Researchers from Goldsmiths University of London examined data collected from more than 11,000 British children who were part of the Twins Early Development Study at King's College London. The kids' IQs were tested nine times over the course of 14 years, between the ages of 2 and 16.
After looking at the twins' data, the researchers concluded that breastfeeding was "not reliably related to IQ" by age 2, nor did it have an effect on IQ gains after a child's second birthday. And while the experts did report that the breastfed girls' IQs before the age of 7 were slightly higher than girls who weren't breastfed, the intelligence advantage "disappeared" by the time they turned 16.
"Mothers should be aware that they are not harming their child if they choose not to, or cannot, breastfeed," says Sophie von Stumm, PhD, study co-author and senior lecturer at Goldsmiths University of London. "Being bottle-fed as an infant won't cost your child a chance at a university degree later in life."
What's interesting is that this study directly contradicts several earlier studies that found breastfeeding is connected to a child's intelligence. Most recently, in March 2015, The Lancet Global Health published research that found an association between not only breastfeeding and increased intelligence, but also gaining a more advanced education and higher income as an adult.
But which study is right? It's worth noting that the Lancet research looked at only two IQ scores (once at 19 months and again at age 30) from each of the 3,500 participants, while the PLOS ONE study looked at nine IQ scores from each of the more than 11,000 twins, so the PLOS ONE study is much larger and uses more data points.
So Is Breast Always Best?
There's no denying the numerous health benefits of breastfeeding. Over the last year alone, medical experts have discovered or confirmed that a mother's milk can shape the baby's immune system for later in life, reduce common infections, better prepare a child for solid foods, protect the baby against environmental pollution and lower the risk of developing childhood leukemia.
"Multitudes of previous large studies indicate breastfeeding is good for both the mother's and baby's health, including intelligence," says Andrea Feigl, PhD, and Eric Ding, PhD, a husband-and-wife research team from the Harvard School of Public Health. "More should be said about the levels of different nutrients and different toxins in different breast milk, which changes over time and varies between individual and even within individuals.
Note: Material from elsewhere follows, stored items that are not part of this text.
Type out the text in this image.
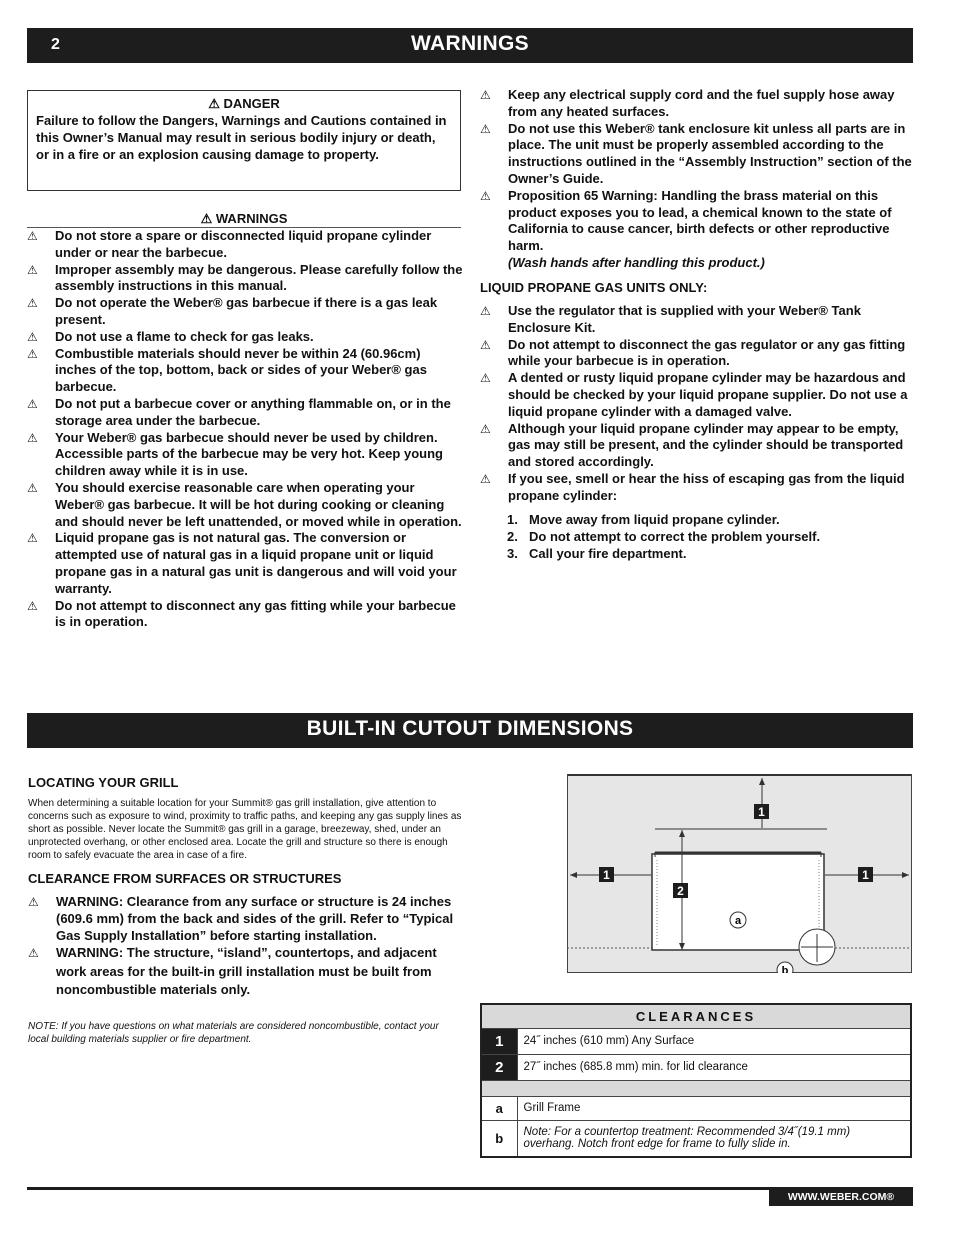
2	WARNINGS
⚠ DANGER
Failure to follow the Dangers, Warnings and Cautions contained in this Owner’s Manual may result in serious bodily injury or death, or in a fire or an explosion causing damage to property.
⚠ WARNINGS
⚠ Do not store a spare or disconnected liquid propane cylinder under or near the barbecue.
⚠ Improper assembly may be dangerous. Please carefully follow the assembly instructions in this manual.
⚠ Do not operate the Weber® gas barbecue if there is a gas leak present.
⚠ Do not use a flame to check for gas leaks.
⚠ Combustible materials should never be within 24 (60.96cm) inches of the top, bottom, back or sides of your Weber® gas barbecue.
⚠ Do not put a barbecue cover or anything flammable on, or in the storage area under the barbecue.
⚠ Your Weber® gas barbecue should never be used by children. Accessible parts of the barbecue may be very hot. Keep young children away while it is in use.
⚠ You should exercise reasonable care when operating your Weber® gas barbecue. It will be hot during cooking or cleaning and should never be left unattended, or moved while in operation.
⚠ Liquid propane gas is not natural gas. The conversion or attempted use of natural gas in a liquid propane unit or liquid propane gas in a natural gas unit is dangerous and will void your warranty.
⚠ Do not attempt to disconnect any gas fitting while your barbecue is in operation.
⚠ Keep any electrical supply cord and the fuel supply hose away from any heated surfaces.
⚠ Do not use this Weber® tank enclosure kit unless all parts are in place. The unit must be properly assembled according to the instructions outlined in the “Assembly Instruction” section of the Owner’s Guide.
⚠ Proposition 65 Warning: Handling the brass material on this product exposes you to lead, a chemical known to the state of California to cause cancer, birth defects or other reproductive harm.
(Wash hands after handling this product.)
LIQUID PROPANE GAS UNITS ONLY:
⚠ Use the regulator that is supplied with your Weber® Tank Enclosure Kit.
⚠ Do not attempt to disconnect the gas regulator or any gas fitting while your barbecue is in operation.
⚠ A dented or rusty liquid propane cylinder may be hazardous and should be checked by your liquid propane supplier. Do not use a liquid propane cylinder with a damaged valve.
⚠ Although your liquid propane cylinder may appear to be empty, gas may still be present, and the cylinder should be transported and stored accordingly.
⚠ If you see, smell or hear the hiss of escaping gas from the liquid propane cylinder:
1. Move away from liquid propane cylinder.
2. Do not attempt to correct the problem yourself.
3. Call your fire department.
BUILT-IN CUTOUT DIMENSIONS
LOCATING YOUR GRILL
When determining a suitable location for your Summit® gas grill installation, give attention to concerns such as exposure to wind, proximity to traffic paths, and keeping any gas supply lines as short as possible. Never locate the Summit® gas grill in a garage, breezeway, shed, under an unprotected overhang, or other enclosed area. Locate the grill and structure so there is enough room to safely evacuate the area in case of a fire.
CLEARANCE FROM SURFACES OR STRUCTURES
⚠ WARNING: Clearance from any surface or structure is 24 inches (609.6 mm) from the back and sides of the grill. Refer to “Typical Gas Supply Installation” before starting installation.
⚠ WARNING: The structure, “island”, countertops, and adjacent work areas for the built-in grill installation must be built from noncombustible materials only.
NOTE: If you have questions on what materials are considered noncombustible, contact your local building materials supplier or fire department.
1
1	1
2
a
b
CLEARANCES	
1	24˝ inches (610 mm) Any Surface
2	27˝ inches (685.8 mm) min. for lid clearance

a	Grill Frame
b	Note: For a countertop treatment: Recommended 3/4˝(19.1 mm) overhang. Notch front edge for frame to fully slide in.
WWW.WEBER.COM®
More should be answered regarding nutrition and toxins that children receive and likely affect cognitive development even more."
Draion "Dr. Drai" Burch, DO, a board-certified obstetrician and gynecologist, is also a firm believer in breastfeeding. "Giving your baby breast milk protects them against infections, protects them from developing allergies, may prevent obesity and may lower the risk of Sudden Infant Death Syndrome (SIDS)," he says.
But breastfeeding is not for everyone and may not even be possible for some women. And there's nothing wrong with that, adds Dr. Drai. "Yes, it's okay to give your baby formula," he says. "There's nothing to feel bad about, ladies. You aren't harming your child."